Siga! Ande! Cuidado com as imprudências!”
E como é difícil dirigir sozinho, ou ter deixado os companheiros de
viagem na parada anterior. Algumas viagens são só suas de mais ninguém, afinal
você não pode colocar outras vidas em risco quando se está em "ponto
morto".
Você tem várias possibilidades, afinal a chave ainda está com você, mas
você também pode sair deste ponto, abandonar tudo e seguir a pé, de um novo ponto.
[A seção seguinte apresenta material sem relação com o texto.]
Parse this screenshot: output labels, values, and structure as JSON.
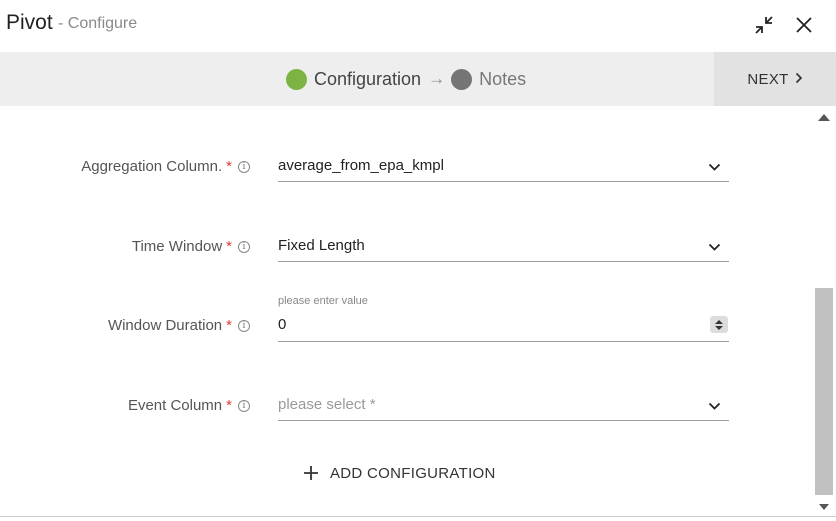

Você pediu amor, recebeu! Pediu trabalho, recebeu! Recebeu coisas que não
pediu, talvez não aqui, mas teve de aceitar. Ouvi que a "felicidade não é
deste mundo". Sim, estamos de passagem na rodovia na vida, mas será mesmo
que nos colocariam com a chave nas mãos se não fosse para ser feliz? Talvez não
exista felicidade plena, completa, mas poxa vida, eu já fui feliz várias vezes
e tanto. Só me perdi no caminho agora, peguei atalhos, dirigi em alta
velocidade onde não precisava estacionei em lugares errados e permaneci errando
por tanto tempo. Atropelei pessoas que não cumpriram minhas exigências (e quem
penso que sou para exigir algo). Fui atropelada, arranhada, batida, riscada
diversas vezes por pessoas que achei, eram perfeitas! A minha estrada está um pouco
deserta, cheia de solidão e pó, mas ainda não parei de dirigir. Se peguei a
estrada errada, posso tentar mudar de direção, ainda dá tempo, afinal o ponto
morto tem movimento.
E as marchas, bem elas esperam insistentes para serem
trocadas.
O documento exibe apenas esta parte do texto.